Gute Gesundheit ist eine Systemfrage
Während das Gesundheitssystem in Deutschland immer weiter privatisiert und ökonomisiert wird, ist eine flächendeckende Gesundheitsversorgung der kubanischen Bevölkerung bis heute eine der wichtigsten Errungenschaften der kubanischen Revolution. Dabei ist der Kampf um ein gute Gesundheitsversorgung tief in der kubanischen Geschichte verwurzelt und wurde schon von den KämpferInnen der kubanischen Unabhängigkeit Ende des 19. Jahrhunderts gefordert. Die Grundidee, dass eine Demokratie mit einem freien Volk zuerst über Nahrung, Gesundheit und Bildung verfügen muss, wurde von Beginn an verfolgt und gilt bis heute. Sie hat dazu geführt, dass Kuba heute das Land mit den meisten Ärzten weltweit ist (gerechnet an der Einwohnerzahl). Damit kommt in Kuba ein Arzt auf 122 Kubaner. In Deutschland z.B. ist es ein Arzt pro 231 Einwohner.

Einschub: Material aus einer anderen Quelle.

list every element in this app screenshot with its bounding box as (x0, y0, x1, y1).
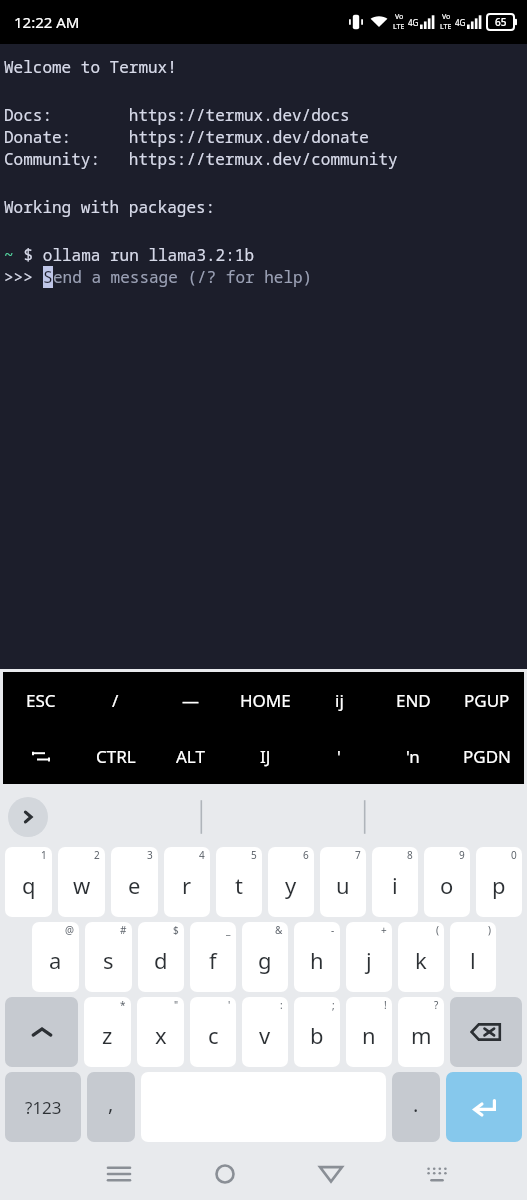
staticText: l (470, 945, 476, 975)
staticText: k (415, 945, 427, 975)
button[interactable]: " (137, 997, 184, 1067)
staticText: 7 (355, 848, 361, 862)
button[interactable]: : (242, 997, 288, 1067)
staticText: c (208, 1020, 219, 1050)
button[interactable]: 7 (320, 847, 366, 917)
staticText: 4G (408, 17, 419, 28)
button[interactable]: Expand suggestions (8, 797, 48, 837)
button[interactable]: Keyboard (384, 1148, 490, 1200)
staticText: ALT (176, 745, 205, 768)
staticText: * (120, 998, 126, 1012)
staticText: b (310, 1020, 324, 1050)
button[interactable]: . (392, 1072, 440, 1142)
staticText: n (362, 1020, 376, 1050)
staticText: 4 (199, 848, 205, 862)
button[interactable]: 5 (216, 847, 262, 917)
staticText: ESC (26, 689, 56, 712)
staticText: CTRL (96, 745, 136, 768)
staticText: ( (436, 923, 439, 937)
button[interactable]: ESC (3, 672, 78, 728)
button[interactable]: Home (172, 1148, 278, 1200)
staticText: 12:22 AM (14, 12, 80, 32)
button[interactable]: ?123 (5, 1072, 81, 1142)
staticText: END (396, 689, 431, 712)
staticText: m (411, 1020, 432, 1050)
staticText: r (182, 870, 192, 900)
button[interactable]: PGDN (450, 728, 524, 784)
button[interactable]: ) (450, 922, 496, 992)
button[interactable]: Enter (446, 1072, 522, 1142)
staticText: h (310, 945, 324, 975)
button[interactable]: ' (190, 997, 236, 1067)
staticText: s (103, 945, 114, 975)
button[interactable]: ! (346, 997, 392, 1067)
button[interactable]: , (87, 1072, 135, 1142)
button[interactable]: Shift (5, 997, 78, 1067)
button[interactable]: 4 (164, 847, 210, 917)
staticText: 2 (94, 848, 100, 862)
button[interactable]: & (242, 922, 288, 992)
button[interactable]: END (376, 672, 450, 728)
staticText: 9 (459, 848, 465, 862)
staticText: u (336, 870, 350, 900)
button[interactable]: PGUP (450, 672, 524, 728)
staticText: S (43, 266, 53, 288)
staticText: d (154, 945, 168, 975)
button[interactable]: 0 (476, 847, 522, 917)
button[interactable]: 2 (58, 847, 105, 917)
button[interactable]: ; (294, 997, 340, 1067)
staticText: _ (226, 923, 231, 937)
staticText: $ ollama run llama3.2:1b (14, 244, 255, 266)
staticText: >>> (4, 266, 43, 288)
button[interactable]: Back (278, 1148, 384, 1200)
staticText: end a message (/? for help) (53, 266, 313, 288)
button[interactable]: / (78, 672, 153, 728)
button[interactable]: - (294, 922, 340, 992)
button[interactable]: $ (138, 922, 184, 992)
button[interactable]: + (346, 922, 392, 992)
staticText: 1 (41, 848, 47, 862)
staticText: Docs: https://termux.dev/docs (4, 104, 350, 126)
button[interactable]: * (84, 997, 131, 1067)
button[interactable]: 3 (111, 847, 158, 917)
button[interactable]: CTRL (78, 728, 153, 784)
button[interactable]: 6 (268, 847, 314, 917)
button[interactable]: ALT (153, 728, 228, 784)
staticText: ! (384, 998, 387, 1012)
staticText: 3 (147, 848, 153, 862)
staticText: PGUP (464, 689, 510, 712)
button[interactable]: ' (302, 728, 376, 784)
button[interactable]: 8 (372, 847, 418, 917)
staticText: Welcome to Termux! (4, 56, 177, 78)
button[interactable]: _ (190, 922, 236, 992)
staticText: - (331, 923, 335, 937)
staticText: v (259, 1020, 271, 1050)
button[interactable]: Menu (65, 1148, 172, 1200)
staticText: z (102, 1020, 113, 1050)
button[interactable]: 1 (5, 847, 52, 917)
button[interactable]: IJ (228, 728, 302, 784)
button[interactable]: # (85, 922, 132, 992)
staticText: : (280, 998, 283, 1012)
staticText: a (49, 945, 62, 975)
button[interactable]: Backspace (450, 997, 522, 1067)
button[interactable]: ij (302, 672, 376, 728)
staticText: Working with packages: (4, 196, 216, 218)
button[interactable]: — (153, 672, 228, 728)
button[interactable]: 9 (424, 847, 470, 917)
staticText: Donate: https://termux.dev/donate (4, 126, 369, 148)
button[interactable]: Tab (3, 728, 78, 784)
button[interactable]: 'n (376, 728, 450, 784)
button[interactable]: ? (398, 997, 444, 1067)
staticText: 0 (511, 848, 517, 862)
button[interactable]: ( (398, 922, 444, 992)
button[interactable]: HOME (228, 672, 302, 728)
staticText: ' (228, 998, 231, 1012)
staticText: Community: https://termux.dev/community (4, 148, 398, 170)
staticText: ~ (4, 244, 14, 266)
staticText: g (258, 945, 272, 975)
staticText: $ (173, 923, 179, 937)
button[interactable]: @ (32, 922, 79, 992)
staticText: i (392, 870, 398, 900)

Die medizinische Versorgung der Bevölkerung
Das kubanische Gesundheitssystem ist aber auch abseits dieser Zahlen einen Blick wert. Zum einen setzt es neben Polikliniken, allgemeinen und spezialisierten Krankenhäusern, stark auf wohnortnahe Versorgung, mithilfe von nahegelegenen Familienarztpraxen oder zuständigem Medizinpersonal für Universitäten und Großbetrieben. Das ist insbesondere vor dem Hintergrund wichtig, dass Kuba zu großen Teilen ländlich geprägt ist. Vor der Revolution hatten 84,6% der ländlichen Bevölkerung keinen Zugang zu medizinischer Versorgung. Diese existiert nun flächendeckend, und zwar ohne Versicherungen. Weder privater noch staatlicher und ohne die Prämisse, Geld aus der Gesundheit von Menschen schlagen zu müssen. Was Kuba neben der dezentralen Versorgung der Bevölkerung noch aus der Geschichte gelernt hat, ist die Gesundheitsprävention. Denn ein System, dass tatsächlich die Gesundheit der Bevölkerung im Auge hat, hat naturgegeben andere Anreize, Krankheiten von vornherein zu vermeiden, als ein System, dass mit der Krankheit von Menschen Geld verdient. So ist Kuba in Südamerika Vorreiter in Sachen Krankheitsprävention, z.B. durch Versorgung der Bevölkerung mit Grundnahrungsmitteln, Impfungen oder Aufklärung. So hat Kuba es geschafft die höchste Lebenserwartung (ca. 78 Jahre) und die geringste Kindersterblichkeit (ca. 0,5%) Lateinamerikas zu erreichen.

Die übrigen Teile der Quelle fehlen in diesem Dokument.